「なにか悩んでたの?」
沖田くんが単刀直入に聞く。
「はい……。俺、冬休みに家に帰ることになって」
場が静まり返った。家にいられなくなった者が集まる場所から帰る。めでたいことに見えるが、それだけでは収まらないことを、私たちは知っている。

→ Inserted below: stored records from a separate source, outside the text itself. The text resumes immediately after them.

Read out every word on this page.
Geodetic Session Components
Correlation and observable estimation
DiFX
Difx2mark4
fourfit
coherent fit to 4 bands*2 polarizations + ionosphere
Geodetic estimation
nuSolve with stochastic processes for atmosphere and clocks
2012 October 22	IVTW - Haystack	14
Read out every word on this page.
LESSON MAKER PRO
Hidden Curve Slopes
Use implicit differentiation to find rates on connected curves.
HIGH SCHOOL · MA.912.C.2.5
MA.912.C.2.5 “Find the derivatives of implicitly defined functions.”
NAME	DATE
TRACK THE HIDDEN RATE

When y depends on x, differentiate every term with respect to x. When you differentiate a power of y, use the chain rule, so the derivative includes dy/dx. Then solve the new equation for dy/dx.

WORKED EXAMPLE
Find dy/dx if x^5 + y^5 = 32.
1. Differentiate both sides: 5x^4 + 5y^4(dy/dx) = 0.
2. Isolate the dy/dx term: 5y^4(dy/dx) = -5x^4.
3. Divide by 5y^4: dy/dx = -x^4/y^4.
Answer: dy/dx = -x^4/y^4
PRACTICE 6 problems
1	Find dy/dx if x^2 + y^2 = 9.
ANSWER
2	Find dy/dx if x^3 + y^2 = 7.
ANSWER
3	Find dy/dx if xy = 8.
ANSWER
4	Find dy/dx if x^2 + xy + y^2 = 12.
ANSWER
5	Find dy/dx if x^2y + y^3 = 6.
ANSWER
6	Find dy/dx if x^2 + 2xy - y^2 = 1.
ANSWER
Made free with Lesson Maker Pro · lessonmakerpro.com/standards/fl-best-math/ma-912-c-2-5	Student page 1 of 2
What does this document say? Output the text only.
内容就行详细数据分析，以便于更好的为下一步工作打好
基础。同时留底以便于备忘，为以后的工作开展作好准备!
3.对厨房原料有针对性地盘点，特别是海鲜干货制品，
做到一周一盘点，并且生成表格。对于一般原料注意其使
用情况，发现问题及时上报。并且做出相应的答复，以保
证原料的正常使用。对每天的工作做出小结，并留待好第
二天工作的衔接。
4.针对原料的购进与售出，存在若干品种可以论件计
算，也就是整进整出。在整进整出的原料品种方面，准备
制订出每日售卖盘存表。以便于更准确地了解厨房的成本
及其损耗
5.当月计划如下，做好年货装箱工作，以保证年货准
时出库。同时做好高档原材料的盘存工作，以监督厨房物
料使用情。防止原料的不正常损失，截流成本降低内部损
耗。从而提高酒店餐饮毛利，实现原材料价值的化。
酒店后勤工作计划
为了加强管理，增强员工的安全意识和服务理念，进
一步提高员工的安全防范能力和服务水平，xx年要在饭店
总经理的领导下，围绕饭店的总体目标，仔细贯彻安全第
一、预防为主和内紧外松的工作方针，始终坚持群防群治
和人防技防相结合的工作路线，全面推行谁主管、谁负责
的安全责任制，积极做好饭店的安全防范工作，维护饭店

たしか彼の両親は離婚していて、母親が彼の親権を持っているはずだ。
「冬休みだけなんですけど、今から緊張しちゃって。うちのお母さん、彼氏がいるときは俺を邪魔者扱いしているくせに、いないと寂しくなって依存してくるんですよね」
力なく笑った彼は、するすると焼きそばを力なくすすって、噎せた。
「おいおい。ゆっくり食べろ。話はそのあとでもゆっくり聞くから」
原田先生が有田くんの背中をさする。彼の全身は骨が浮き出るくらい、細い。
「ここの食事はいいな。家だとまともなもの食べられないから……」
「おいしい? まだ残っているからいっぱい食べて」
「ありがとうございます。とってもおいしいです」
素直で、優しい子だ。それに、周囲にとても気を使っている。家に帰ると、お母さんに気を使い続けてしまうのだろう。